Morality and the Individual
“Morality is the herd-instinct in the individual.” -Friedrich Nietzsche
How would someone’s morals be if they were raised in a place where one gets away with almost anything? Would they be altruistic? Would they be egocentric? How would a game of tit-for-tat look like? Who would win in a prisoner’s dilemma?
Such is the world of S- orphaned at an early age, neglected by caregivers, he grew up in the streets, or in and out of institutions, schools; never had a childhood, never a stable school where he could learn how to function in a society, or a home he could call his own.
The evident function of morality is to promote social harmony so that we’re not at each other’s throat. A moral structure for example, of rules and punishment or rewards such as medals or social validation, enables us to function as a society. According to Kohlberg, a person goes through stages of moral development from early childhood. The first is the pre-conventional level where the individual lives to avoid punishment and fulfill their self-interest.
Perhaps never having a stable relationship all throughout his childhood stunted S’s moral development onto the next stages of development. In and out of lockups and rehabs and juvenile centers, he does not show much regard for others, nor does he show the need to please others or the ability to get into a stable social contract. He has difficulty building trust; and from a deeper conversation reveals, that he feels alone in life and feels suicidal at times.

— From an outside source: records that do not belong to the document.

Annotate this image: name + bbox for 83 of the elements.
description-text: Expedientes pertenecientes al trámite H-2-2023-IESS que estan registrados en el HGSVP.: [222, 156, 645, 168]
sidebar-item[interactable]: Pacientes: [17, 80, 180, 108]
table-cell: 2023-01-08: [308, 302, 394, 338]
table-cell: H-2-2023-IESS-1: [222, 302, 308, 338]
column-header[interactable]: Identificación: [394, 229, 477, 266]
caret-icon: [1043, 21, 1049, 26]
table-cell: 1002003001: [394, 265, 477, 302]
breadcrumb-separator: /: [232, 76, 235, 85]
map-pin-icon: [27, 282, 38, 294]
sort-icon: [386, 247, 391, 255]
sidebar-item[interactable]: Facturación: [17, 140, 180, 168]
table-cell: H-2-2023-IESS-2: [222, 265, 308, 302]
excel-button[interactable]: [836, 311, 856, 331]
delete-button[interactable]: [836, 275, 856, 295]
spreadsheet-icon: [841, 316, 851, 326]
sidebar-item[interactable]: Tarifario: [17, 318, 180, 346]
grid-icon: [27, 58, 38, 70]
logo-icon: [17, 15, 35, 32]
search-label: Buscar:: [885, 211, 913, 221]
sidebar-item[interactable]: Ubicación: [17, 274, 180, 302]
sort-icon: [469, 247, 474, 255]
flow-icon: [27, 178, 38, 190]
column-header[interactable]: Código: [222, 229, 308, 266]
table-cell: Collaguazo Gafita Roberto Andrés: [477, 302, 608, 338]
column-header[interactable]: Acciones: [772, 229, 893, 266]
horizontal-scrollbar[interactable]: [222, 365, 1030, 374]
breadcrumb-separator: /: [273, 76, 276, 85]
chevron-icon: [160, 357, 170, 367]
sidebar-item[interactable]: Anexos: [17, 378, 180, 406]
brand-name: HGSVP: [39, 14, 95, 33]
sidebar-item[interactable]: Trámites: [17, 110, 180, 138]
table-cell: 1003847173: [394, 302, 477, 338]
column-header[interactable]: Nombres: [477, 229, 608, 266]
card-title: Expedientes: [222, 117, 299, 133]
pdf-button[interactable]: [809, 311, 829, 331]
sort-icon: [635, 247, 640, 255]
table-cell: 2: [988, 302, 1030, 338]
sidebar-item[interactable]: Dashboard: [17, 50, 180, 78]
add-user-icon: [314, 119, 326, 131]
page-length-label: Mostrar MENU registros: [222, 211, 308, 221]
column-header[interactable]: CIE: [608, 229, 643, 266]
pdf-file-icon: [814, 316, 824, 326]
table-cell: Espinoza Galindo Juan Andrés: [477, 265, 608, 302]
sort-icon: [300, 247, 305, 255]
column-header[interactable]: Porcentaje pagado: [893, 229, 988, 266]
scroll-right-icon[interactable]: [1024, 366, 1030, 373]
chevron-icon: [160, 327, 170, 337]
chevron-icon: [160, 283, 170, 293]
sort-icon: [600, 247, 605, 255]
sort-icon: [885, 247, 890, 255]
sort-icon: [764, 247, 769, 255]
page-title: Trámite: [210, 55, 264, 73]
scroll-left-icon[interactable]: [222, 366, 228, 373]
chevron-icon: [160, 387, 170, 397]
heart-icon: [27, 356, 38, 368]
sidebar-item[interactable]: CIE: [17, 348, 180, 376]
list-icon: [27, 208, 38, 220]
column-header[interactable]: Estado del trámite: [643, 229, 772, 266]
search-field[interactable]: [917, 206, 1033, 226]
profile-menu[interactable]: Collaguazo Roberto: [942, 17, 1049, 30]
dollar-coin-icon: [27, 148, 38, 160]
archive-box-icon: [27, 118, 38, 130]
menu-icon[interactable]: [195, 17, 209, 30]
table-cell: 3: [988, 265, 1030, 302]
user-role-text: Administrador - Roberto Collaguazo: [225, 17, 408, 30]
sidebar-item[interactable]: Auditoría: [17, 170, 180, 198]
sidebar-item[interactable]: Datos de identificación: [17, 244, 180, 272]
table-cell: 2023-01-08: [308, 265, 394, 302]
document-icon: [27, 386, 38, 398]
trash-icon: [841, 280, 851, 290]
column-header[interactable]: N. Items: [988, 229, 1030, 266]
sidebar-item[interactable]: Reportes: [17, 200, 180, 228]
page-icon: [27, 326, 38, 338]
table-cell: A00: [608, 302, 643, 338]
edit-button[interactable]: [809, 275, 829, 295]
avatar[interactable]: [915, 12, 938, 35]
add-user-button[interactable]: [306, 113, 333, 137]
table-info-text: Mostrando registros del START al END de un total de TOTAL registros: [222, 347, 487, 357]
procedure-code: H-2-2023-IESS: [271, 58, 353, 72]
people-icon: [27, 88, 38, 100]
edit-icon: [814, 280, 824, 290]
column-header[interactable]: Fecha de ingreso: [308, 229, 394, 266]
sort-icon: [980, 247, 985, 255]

But morality has its limitation. The word morality carries a connotation, a feeling of rules and standards and criteria, a level in which morality can only bring surficial change and can only be as powerful as the powers that enforce it.
Self-integrity (more in line with the sixth stage of Kohlberg) as opposed to morality fosters the individual and not just the collective. The individual might lose their individuality if they simply adopt the moral structures given by their surroundings i.e., culture, religion, law. They might even lose or never develop the sense of what’s wrong or right and go along with the social conventions or laws that are questionable. They might simply conform to the values rather than build their own.
As an individual who discovers their own values and perception, conventional although socially accepted ways can be tyrannical, for example in the case of Galileo, he was tried for suggesting that the solar system was heliocentric, i.e., the planets revolve around the sun. The individual who moves away from the convention risks being isolated, risks their safety and even risks opposition.
But to develop as an individual, to develop a personal value that encompasses empathy and see another person as an autonomous being who just as them, is able to feel and reflect, one has to develop a form of impartial self-honest morality that doesn’t depend on rules, conventions or simply on forces outside of themselves.